Unemployment is an important indicator of the performance of an economy.
One of the most promising rich new data sources is mobile phone data, which have the potential to deliver near realtime information of human behavior on individual and societal scale. A new Big Data Study provides the first confirmation that individual employment status can be predicted from standard mobile phone logs. The study addresses how machine learning models can be used to predict 18 categories of individual professions in a South-Asian developing country, and further predicts individual unemployment status with 70.4 percent accuracy. It shows how unemployment can be aggregated from individual level and mapped geographically at cell tower resolution, providing a promising approach to map labor market economic indicators. An important policy application of this work is the prediction of regional and individual employment rates in developing countries where official statistics is limited or non-existing, and support data collection on vulnerable populations which are frequently under-represented in official surveys.

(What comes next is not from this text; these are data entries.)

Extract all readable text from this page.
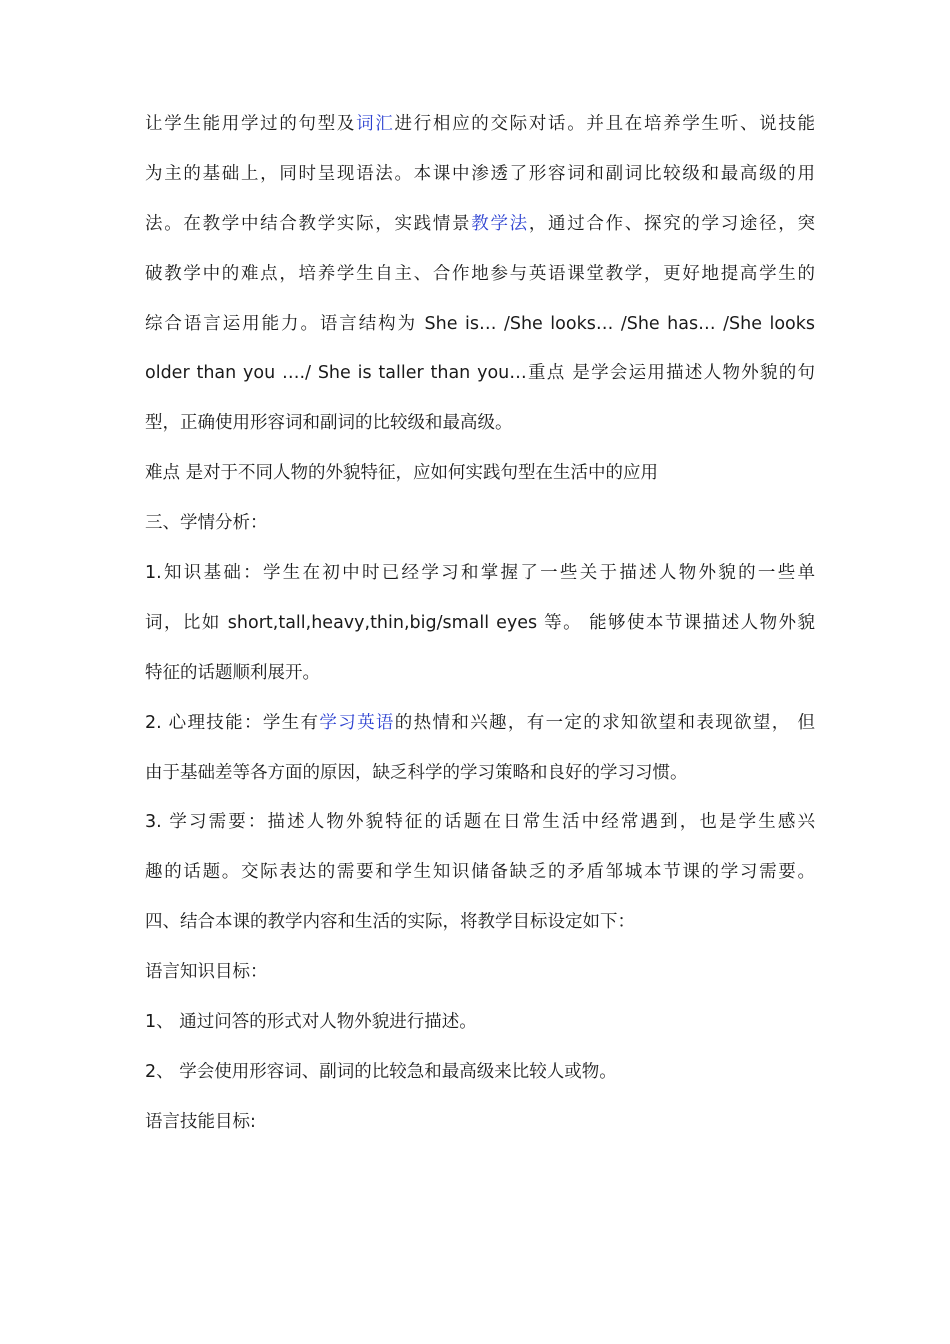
让学生能用学过的句型及词汇进行相应的交际对话。并且在培养学生听、说技能
为主的基础上，同时呈现语法。本课中渗透了形容词和副词比较级和最高级的用
法。在教学中结合教学实际，实践情景教学法，通过合作、探究的学习途径，突
破教学中的难点，培养学生自主、合作地参与英语课堂教学，更好地提高学生的
综合语言运用能力。语言结构为 She is… /She looks… /She has… /She looks
older than you …./ She is taller than you…重点 是学会运用描述人物外貌的句
型，正确使用形容词和副词的比较级和最高级。
难点 是对于不同人物的外貌特征，应如何实践句型在生活中的应用
三、学情分析：
1.知识基础：学生在初中时已经学习和掌握了一些关于描述人物外貌的一些单
词，比如 short,tall,heavy,thin,big/small eyes 等。 能够使本节课描述人物外貌
特征的话题顺利展开。
2. 心理技能：学生有学习英语的热情和兴趣，有一定的求知欲望和表现欲望， 但
由于基础差等各方面的原因，缺乏科学的学习策略和良好的学习习惯。
3. 学习需要：描述人物外貌特征的话题在日常生活中经常遇到，也是学生感兴
趣的话题。交际表达的需要和学生知识储备缺乏的矛盾邹城本节课的学习需要。
四、结合本课的教学内容和生活的实际，将教学目标设定如下：
语言知识目标：
1、 通过问答的形式对人物外貌进行描述。
2、 学会使用形容词、副词的比较急和最高级来比较人或物。
语言技能目标:
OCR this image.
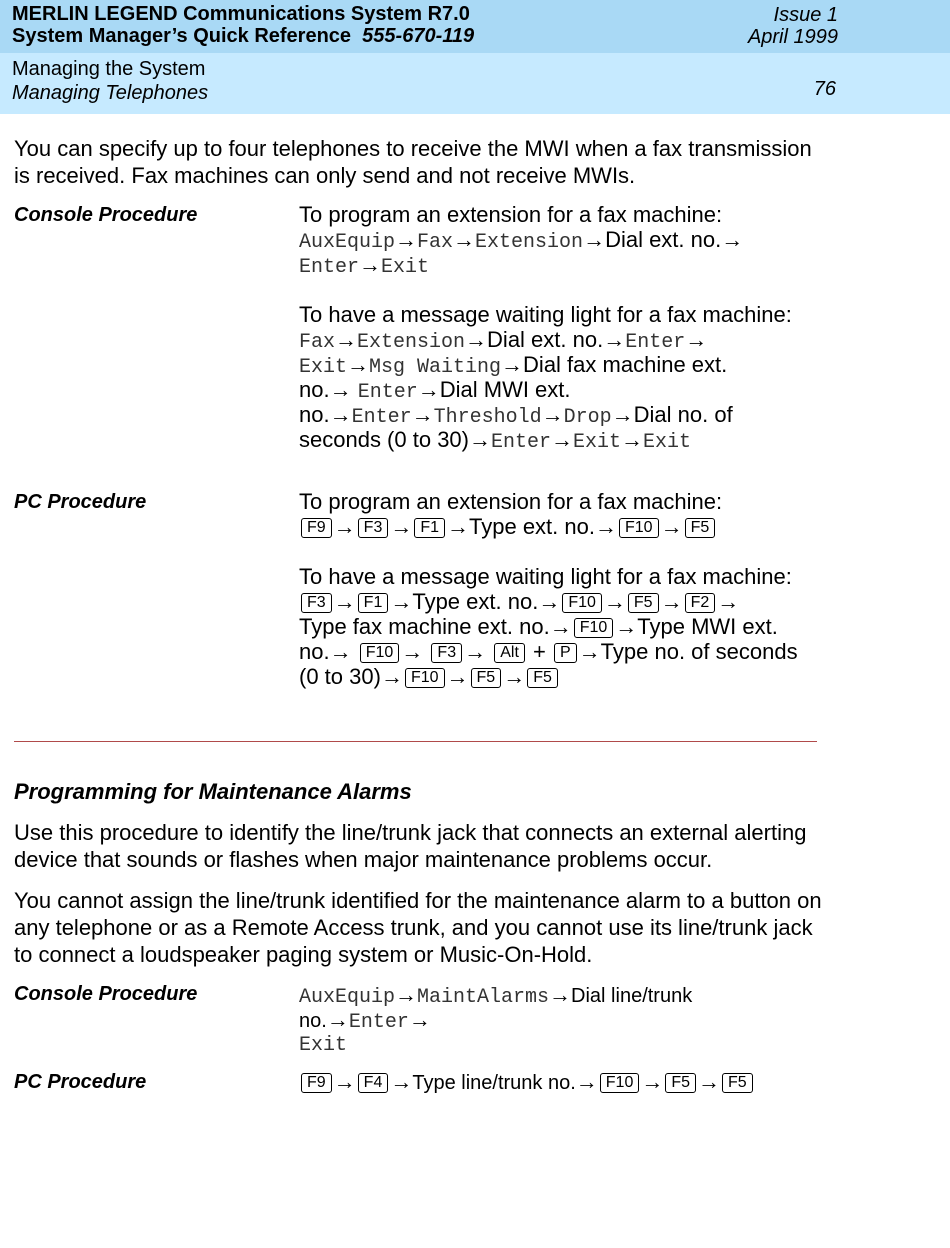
MERLIN LEGEND Communications System R7.0
System Manager’s Quick Reference 555-670-119
Issue 1
April 1999
Managing the System
Managing Telephones	76
You can specify up to four telephones to receive the MWI when a fax transmission is received. Fax machines can only send and not receive MWIs.
Console Procedure	To program an extension for a fax machine:
AuxEquip→Fax→Extension→Dial ext. no.→
Enter→Exit
To have a message waiting light for a fax machine:
Fax→Extension→Dial ext. no.→Enter→
Exit→Msg Waiting→Dial fax machine ext.
no.→ Enter→Dial MWI ext.
no.→Enter→Threshold→Drop→Dial no. of
seconds (0 to 30)→Enter→Exit→Exit
PC Procedure	To program an extension for a fax machine:
F9 → F3 → F1 →Type ext. no.→ F10 → F5
To have a message waiting light for a fax machine:
F3 → F1 →Type ext. no.→ F10 → F5 → F2 →
Type fax machine ext. no.→ F10 →Type MWI ext.
no.→ F10 → F3 → Alt + P →Type no. of seconds
(0 to 30)→ F10 → F5 → F5
Programming for Maintenance Alarms
Use this procedure to identify the line/trunk jack that connects an external alerting device that sounds or flashes when major maintenance problems occur.
You cannot assign the line/trunk identified for the maintenance alarm to a button on any telephone or as a Remote Access trunk, and you cannot use its line/trunk jack to connect a loudspeaker paging system or Music-On-Hold.
Console Procedure	AuxEquip→MaintAlarms→Dial line/trunk
no.→Enter→
Exit
PC Procedure	F9 → F4 →Type line/trunk no.→ F10 → F5 → F5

Link to article: https://arxiv.org/pdf/1612.03870v1.pdf
In the news: How Metadata can Reveal what your job is
The above figure shows the geographical distributions of employment status and profession categories per base station in one of the larger Asian cities with over 1,500 cell towers and 18 million people. Employment rates are calculated by using the out-of-sample test set, aggregated and averaged to their respective home tower. Individual prediction accuracy and top three mobile phone predictors are given for unemployed, teachers/students, landlords, retired and clerks.